Characterization of the two-dimensional roughness of wave-rippled sea floors using digital photogrammetry

Surface roughness is a fundamental sea-floor property affecting a variety of physical phenomena including sediment transport and the interaction of acoustic energy with the sea floor. Characterization of sea-floor surface roughness and its dynamics is therefore essential for understanding and quantifying the influence of sediment microtopography. Field measurements have been taken recently with an "end-to-end" digital photogrammetry system providing quantitative, two-dimensional sea-floor surface roughness measurements on spatial scales of approximately a millimeter to a meter.
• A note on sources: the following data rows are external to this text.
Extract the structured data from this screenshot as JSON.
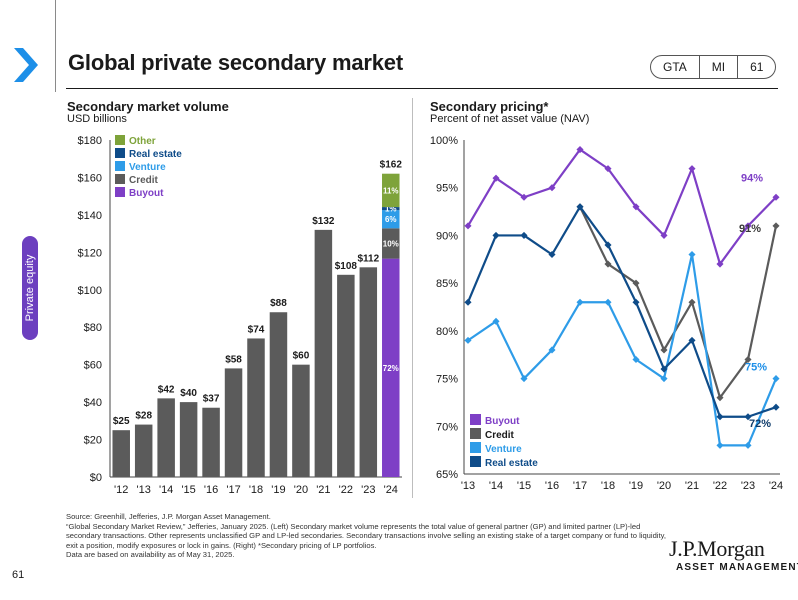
{
  "header": {
    "title": "Global private secondary market",
    "tags": [
      "GTA",
      "MI",
      "61"
    ]
  },
  "side_tab": {
    "label": "Private equity"
  },
  "left_panel": {
    "title": "Secondary market volume",
    "subtitle": "USD billions"
  },
  "right_panel": {
    "title": "Secondary pricing*",
    "subtitle": "Percent of net asset value (NAV)"
  },
  "footnotes": {
    "source": "Source: Greenhill, Jefferies, J.P. Morgan Asset Management.",
    "body": "“Global Secondary Market Review,” Jefferies, January 2025. (Left) Secondary market volume represents the total value of general partner (GP) and limited partner (LP)-led secondary transactions. Other represents unclassified GP and LP-led secondaries. Secondary transactions involve selling an existing stake of a target company or fund to liquidity, exit a position, modify exposures or lock in gains. (Right) *Secondary pricing of LP portfolios.",
    "availability": "Data are based on availability as of May 31, 2025."
  },
  "logo": {
    "name": "J.P.Morgan",
    "tagline": "ASSET MANAGEMENT"
  },
  "page_number": "61",
  "colors": {
    "accent_blue": "#1d8fe8",
    "buyout": "#7e3fc6",
    "credit": "#5b5b5b",
    "venture": "#2e9ce8",
    "real_estate": "#0f4c89",
    "other": "#7ea33a",
    "side_tab": "#6c3fbf"
  },
  "chart_data": [
    {
      "type": "bar",
      "title": "Secondary market volume",
      "subtitle": "USD billions",
      "categories": [
        "'12",
        "'13",
        "'14",
        "'15",
        "'16",
        "'17",
        "'18",
        "'19",
        "'20",
        "'21",
        "'22",
        "'23",
        "'24"
      ],
      "values": [
        25,
        28,
        42,
        40,
        37,
        58,
        74,
        88,
        60,
        132,
        108,
        112,
        162
      ],
      "value_labels": [
        "$25",
        "$28",
        "$42",
        "$40",
        "$37",
        "$58",
        "$74",
        "$88",
        "$60",
        "$132",
        "$108",
        "$112",
        "$162"
      ],
      "ylim": [
        0,
        180
      ],
      "yticks": [
        0,
        20,
        40,
        60,
        80,
        100,
        120,
        140,
        160,
        180
      ],
      "ytick_labels": [
        "$0",
        "$20",
        "$40",
        "$60",
        "$80",
        "$100",
        "$120",
        "$140",
        "$160",
        "$180"
      ],
      "grid": false,
      "legend_position": "top-left",
      "legend": [
        {
          "name": "Other",
          "color": "#7ea33a"
        },
        {
          "name": "Real estate",
          "color": "#0f4c89"
        },
        {
          "name": "Venture",
          "color": "#2e9ce8"
        },
        {
          "name": "Credit",
          "color": "#5b5b5b"
        },
        {
          "name": "Buyout",
          "color": "#7e3fc6"
        }
      ],
      "stacked_last_bar": {
        "category": "'24",
        "segments": [
          {
            "name": "Buyout",
            "pct": 72,
            "label": "72%",
            "color": "#7e3fc6"
          },
          {
            "name": "Credit",
            "pct": 10,
            "label": "10%",
            "color": "#5b5b5b"
          },
          {
            "name": "Venture",
            "pct": 6,
            "label": "6%",
            "color": "#2e9ce8"
          },
          {
            "name": "Real estate",
            "pct": 1,
            "label": "1%",
            "color": "#0f4c89"
          },
          {
            "name": "Other",
            "pct": 11,
            "label": "11%",
            "color": "#7ea33a"
          }
        ]
      }
    },
    {
      "type": "line",
      "title": "Secondary pricing*",
      "subtitle": "Percent of net asset value (NAV)",
      "x": [
        "'13",
        "'14",
        "'15",
        "'16",
        "'17",
        "'18",
        "'19",
        "'20",
        "'21",
        "'22",
        "'23",
        "'24"
      ],
      "ylim": [
        65,
        100
      ],
      "yticks": [
        65,
        70,
        75,
        80,
        85,
        90,
        95,
        100
      ],
      "ytick_labels": [
        "65%",
        "70%",
        "75%",
        "80%",
        "85%",
        "90%",
        "95%",
        "100%"
      ],
      "grid": false,
      "legend_position": "bottom-left",
      "series": [
        {
          "name": "Buyout",
          "color": "#7e3fc6",
          "values": [
            91,
            96,
            94,
            95,
            99,
            97,
            93,
            90,
            97,
            87,
            91,
            94
          ],
          "end_label": "94%"
        },
        {
          "name": "Credit",
          "color": "#5b5b5b",
          "values": [
            null,
            null,
            null,
            null,
            93,
            87,
            85,
            78,
            83,
            73,
            77,
            91
          ],
          "end_label": "91%"
        },
        {
          "name": "Venture",
          "color": "#2e9ce8",
          "values": [
            79,
            81,
            75,
            78,
            83,
            83,
            77,
            75,
            88,
            68,
            68,
            75
          ],
          "end_label": "75%"
        },
        {
          "name": "Real estate",
          "color": "#0f4c89",
          "values": [
            83,
            90,
            90,
            88,
            93,
            89,
            83,
            76,
            79,
            71,
            71,
            72
          ],
          "end_label": "72%"
        }
      ]
    }
  ]
}
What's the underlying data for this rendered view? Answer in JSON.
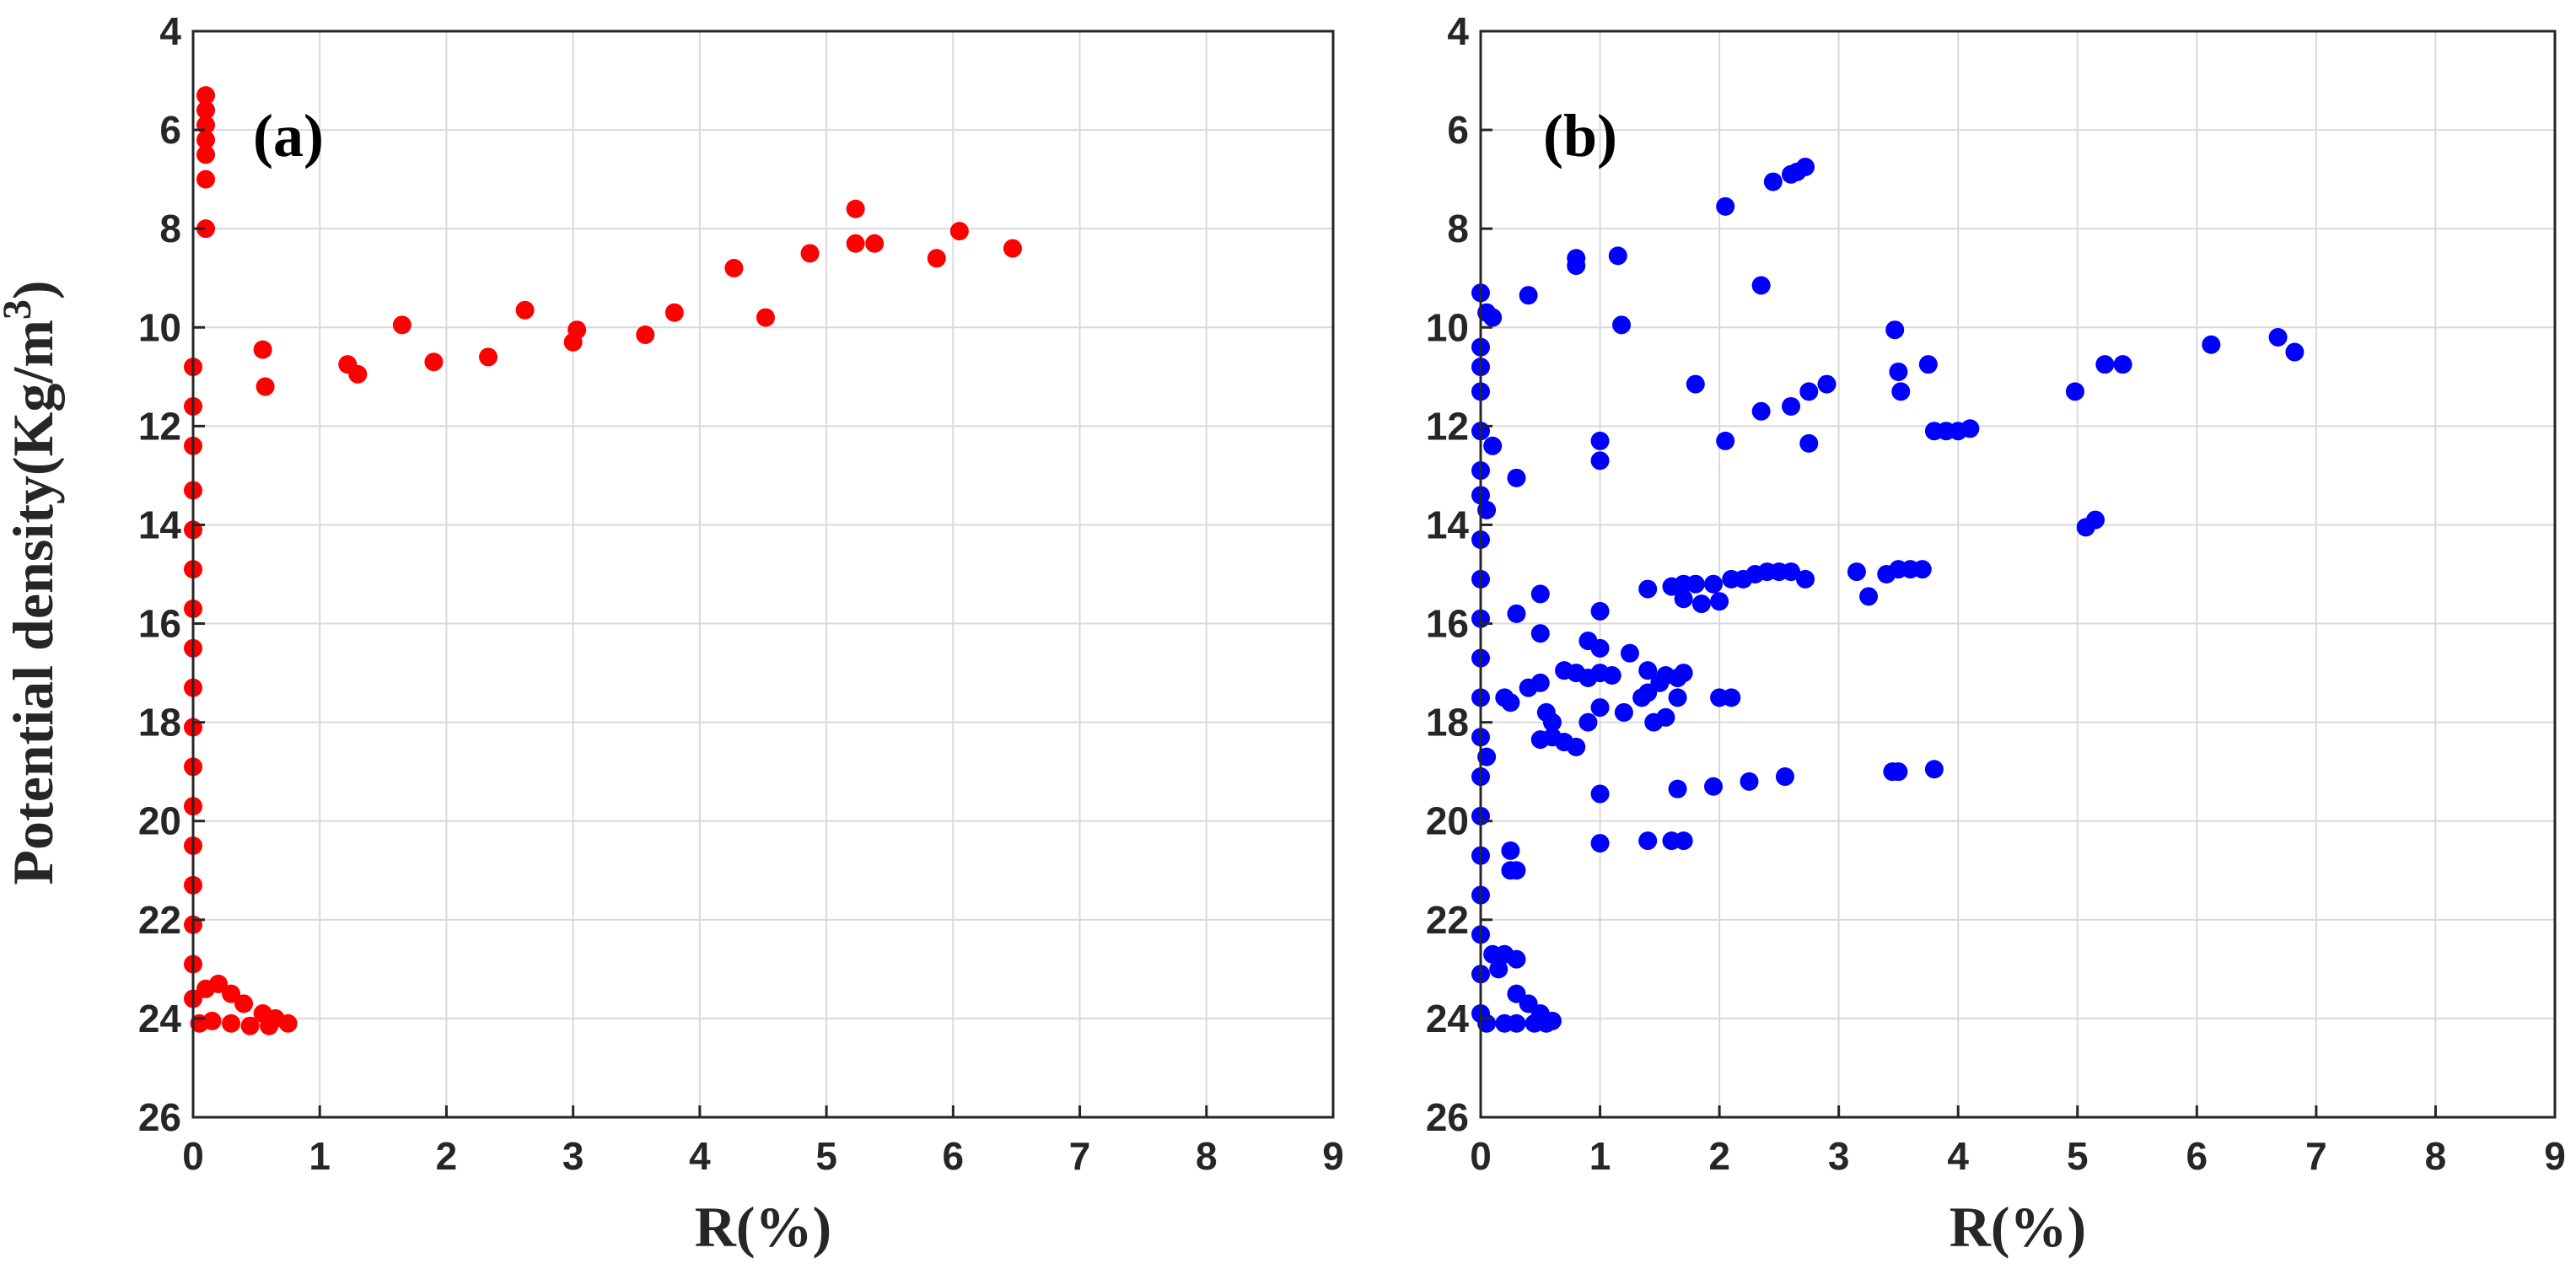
{
  "chart_data": [
    {
      "panel_label": "(a)",
      "type": "scatter",
      "xlabel": "R(%)",
      "ylabel": "Potential density(Kg/m",
      "ylabel_superscript": "3",
      "ylabel_close": ")",
      "xlim": [
        0,
        9
      ],
      "ylim": [
        4,
        26
      ],
      "y_reversed": true,
      "grid": true,
      "xticks": [
        "0",
        "1",
        "2",
        "3",
        "4",
        "5",
        "6",
        "7",
        "8",
        "9"
      ],
      "yticks": [
        "4",
        "6",
        "8",
        "10",
        "12",
        "14",
        "16",
        "18",
        "20",
        "22",
        "24",
        "26"
      ],
      "color": "#ff0000",
      "points": [
        [
          0.1,
          5.3
        ],
        [
          0.1,
          5.6
        ],
        [
          0.1,
          5.9
        ],
        [
          0.1,
          6.2
        ],
        [
          0.1,
          6.5
        ],
        [
          0.1,
          7.0
        ],
        [
          0.1,
          8.0
        ],
        [
          0.0,
          10.8
        ],
        [
          0.55,
          10.45
        ],
        [
          0.57,
          11.2
        ],
        [
          1.22,
          10.75
        ],
        [
          1.3,
          10.95
        ],
        [
          1.65,
          9.95
        ],
        [
          1.9,
          10.7
        ],
        [
          2.33,
          10.6
        ],
        [
          2.62,
          9.65
        ],
        [
          3.0,
          10.3
        ],
        [
          3.03,
          10.05
        ],
        [
          3.57,
          10.15
        ],
        [
          3.8,
          9.7
        ],
        [
          4.27,
          8.8
        ],
        [
          4.52,
          9.8
        ],
        [
          4.87,
          8.5
        ],
        [
          5.23,
          7.6
        ],
        [
          5.23,
          8.3
        ],
        [
          5.38,
          8.3
        ],
        [
          5.87,
          8.6
        ],
        [
          6.05,
          8.05
        ],
        [
          6.47,
          8.4
        ],
        [
          0.0,
          11.6
        ],
        [
          0.0,
          12.4
        ],
        [
          0.0,
          13.3
        ],
        [
          0.0,
          14.1
        ],
        [
          0.0,
          14.9
        ],
        [
          0.0,
          15.7
        ],
        [
          0.0,
          16.5
        ],
        [
          0.0,
          17.3
        ],
        [
          0.0,
          18.1
        ],
        [
          0.0,
          18.9
        ],
        [
          0.0,
          19.7
        ],
        [
          0.0,
          20.5
        ],
        [
          0.0,
          21.3
        ],
        [
          0.0,
          22.1
        ],
        [
          0.0,
          22.9
        ],
        [
          0.0,
          23.6
        ],
        [
          0.1,
          23.4
        ],
        [
          0.2,
          23.3
        ],
        [
          0.3,
          23.5
        ],
        [
          0.4,
          23.7
        ],
        [
          0.55,
          23.9
        ],
        [
          0.65,
          24.0
        ],
        [
          0.75,
          24.1
        ],
        [
          0.15,
          24.05
        ],
        [
          0.3,
          24.1
        ],
        [
          0.45,
          24.15
        ],
        [
          0.6,
          24.15
        ],
        [
          0.05,
          24.1
        ]
      ]
    },
    {
      "panel_label": "(b)",
      "type": "scatter",
      "xlabel": "R(%)",
      "xlim": [
        0,
        9
      ],
      "ylim": [
        4,
        26
      ],
      "y_reversed": true,
      "grid": true,
      "xticks": [
        "0",
        "1",
        "2",
        "3",
        "4",
        "5",
        "6",
        "7",
        "8",
        "9"
      ],
      "yticks": [
        "4",
        "6",
        "8",
        "10",
        "12",
        "14",
        "16",
        "18",
        "20",
        "22",
        "24",
        "26"
      ],
      "color": "#0000ff",
      "points": [
        [
          0.0,
          9.3
        ],
        [
          0.05,
          9.7
        ],
        [
          0.1,
          9.8
        ],
        [
          0.0,
          10.4
        ],
        [
          0.0,
          10.8
        ],
        [
          0.0,
          11.3
        ],
        [
          0.0,
          12.1
        ],
        [
          0.1,
          12.4
        ],
        [
          0.0,
          12.9
        ],
        [
          0.0,
          13.4
        ],
        [
          0.05,
          13.7
        ],
        [
          0.3,
          13.05
        ],
        [
          0.4,
          9.35
        ],
        [
          0.8,
          8.6
        ],
        [
          0.8,
          8.75
        ],
        [
          1.15,
          8.55
        ],
        [
          1.18,
          9.95
        ],
        [
          1.0,
          12.3
        ],
        [
          1.0,
          12.7
        ],
        [
          2.05,
          7.55
        ],
        [
          2.35,
          9.15
        ],
        [
          2.45,
          7.05
        ],
        [
          2.6,
          6.9
        ],
        [
          2.65,
          6.85
        ],
        [
          2.72,
          6.75
        ],
        [
          2.35,
          11.7
        ],
        [
          2.05,
          12.3
        ],
        [
          2.6,
          11.6
        ],
        [
          2.75,
          12.35
        ],
        [
          2.75,
          11.3
        ],
        [
          2.9,
          11.15
        ],
        [
          1.8,
          11.15
        ],
        [
          3.47,
          10.05
        ],
        [
          3.5,
          10.9
        ],
        [
          3.52,
          11.3
        ],
        [
          3.75,
          10.75
        ],
        [
          3.8,
          12.1
        ],
        [
          3.9,
          12.1
        ],
        [
          4.0,
          12.1
        ],
        [
          4.1,
          12.05
        ],
        [
          4.98,
          11.3
        ],
        [
          5.23,
          10.75
        ],
        [
          5.38,
          10.75
        ],
        [
          5.07,
          14.05
        ],
        [
          5.15,
          13.9
        ],
        [
          6.12,
          10.35
        ],
        [
          6.68,
          10.2
        ],
        [
          6.82,
          10.5
        ],
        [
          1.4,
          15.3
        ],
        [
          1.6,
          15.25
        ],
        [
          1.7,
          15.2
        ],
        [
          1.8,
          15.2
        ],
        [
          1.95,
          15.2
        ],
        [
          2.1,
          15.1
        ],
        [
          2.2,
          15.1
        ],
        [
          2.3,
          15.0
        ],
        [
          2.4,
          14.95
        ],
        [
          2.5,
          14.95
        ],
        [
          2.6,
          14.95
        ],
        [
          2.72,
          15.1
        ],
        [
          1.7,
          15.5
        ],
        [
          1.85,
          15.6
        ],
        [
          2.0,
          15.55
        ],
        [
          3.15,
          14.95
        ],
        [
          3.25,
          15.45
        ],
        [
          3.4,
          15.0
        ],
        [
          3.5,
          14.9
        ],
        [
          3.6,
          14.9
        ],
        [
          3.7,
          14.9
        ],
        [
          0.5,
          15.4
        ],
        [
          0.3,
          15.8
        ],
        [
          0.5,
          16.2
        ],
        [
          1.0,
          15.75
        ],
        [
          0.9,
          16.35
        ],
        [
          1.0,
          16.5
        ],
        [
          1.25,
          16.6
        ],
        [
          0.7,
          16.95
        ],
        [
          0.8,
          17.0
        ],
        [
          0.9,
          17.1
        ],
        [
          1.0,
          17.0
        ],
        [
          1.1,
          17.05
        ],
        [
          1.4,
          16.95
        ],
        [
          1.5,
          17.2
        ],
        [
          1.55,
          17.05
        ],
        [
          1.65,
          17.1
        ],
        [
          1.7,
          17.0
        ],
        [
          0.2,
          17.5
        ],
        [
          0.25,
          17.6
        ],
        [
          0.4,
          17.3
        ],
        [
          0.5,
          17.2
        ],
        [
          0.55,
          17.8
        ],
        [
          0.6,
          18.0
        ],
        [
          0.5,
          18.35
        ],
        [
          0.6,
          18.3
        ],
        [
          0.7,
          18.4
        ],
        [
          0.8,
          18.5
        ],
        [
          0.9,
          18.0
        ],
        [
          1.0,
          17.7
        ],
        [
          1.2,
          17.8
        ],
        [
          1.35,
          17.5
        ],
        [
          1.4,
          17.4
        ],
        [
          1.45,
          18.0
        ],
        [
          1.55,
          17.9
        ],
        [
          1.65,
          17.5
        ],
        [
          2.0,
          17.5
        ],
        [
          2.1,
          17.5
        ],
        [
          0.05,
          18.7
        ],
        [
          1.0,
          19.45
        ],
        [
          1.65,
          19.35
        ],
        [
          1.95,
          19.3
        ],
        [
          2.25,
          19.2
        ],
        [
          2.55,
          19.1
        ],
        [
          3.45,
          19.0
        ],
        [
          3.5,
          19.0
        ],
        [
          3.8,
          18.95
        ],
        [
          1.0,
          20.45
        ],
        [
          1.4,
          20.4
        ],
        [
          1.6,
          20.4
        ],
        [
          1.7,
          20.4
        ],
        [
          0.25,
          20.6
        ],
        [
          0.25,
          21.0
        ],
        [
          0.3,
          21.0
        ],
        [
          0.0,
          14.3
        ],
        [
          0.0,
          15.1
        ],
        [
          0.0,
          15.9
        ],
        [
          0.0,
          16.7
        ],
        [
          0.0,
          17.5
        ],
        [
          0.0,
          18.3
        ],
        [
          0.0,
          19.1
        ],
        [
          0.0,
          19.9
        ],
        [
          0.0,
          20.7
        ],
        [
          0.0,
          21.5
        ],
        [
          0.0,
          22.3
        ],
        [
          0.0,
          23.1
        ],
        [
          0.0,
          23.9
        ],
        [
          0.1,
          22.7
        ],
        [
          0.2,
          22.7
        ],
        [
          0.3,
          22.8
        ],
        [
          0.15,
          23.0
        ],
        [
          0.3,
          23.5
        ],
        [
          0.4,
          23.7
        ],
        [
          0.5,
          23.9
        ],
        [
          0.6,
          24.05
        ],
        [
          0.2,
          24.1
        ],
        [
          0.3,
          24.1
        ],
        [
          0.45,
          24.1
        ],
        [
          0.55,
          24.1
        ],
        [
          0.05,
          24.1
        ]
      ]
    }
  ]
}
Results of these measurements have shown that sediment surfaces in shallow water are often anisotropic and/or exhibit non-Gaussian height distributions, both of which have the potential to strongly affect high-frequency sea-floor acoustic scatter. For these kinds of surfaces, simple roughness parameters such as rms height or the power law exponent and spectrum strength parameter of a power law representation of the power spectra will not give a sufficiently complete description. Two-dimensional statistical models are needed to capture the anisotropic nature of sediments with oriented features, while for sea floors with peaked forms, it is the phase information in the spatial frequency domain that is required, as this controls the shape characteristics of a surface. Characterization of sea-floor roughness based on these ideas will be presented using results from the digital photogrammetry system.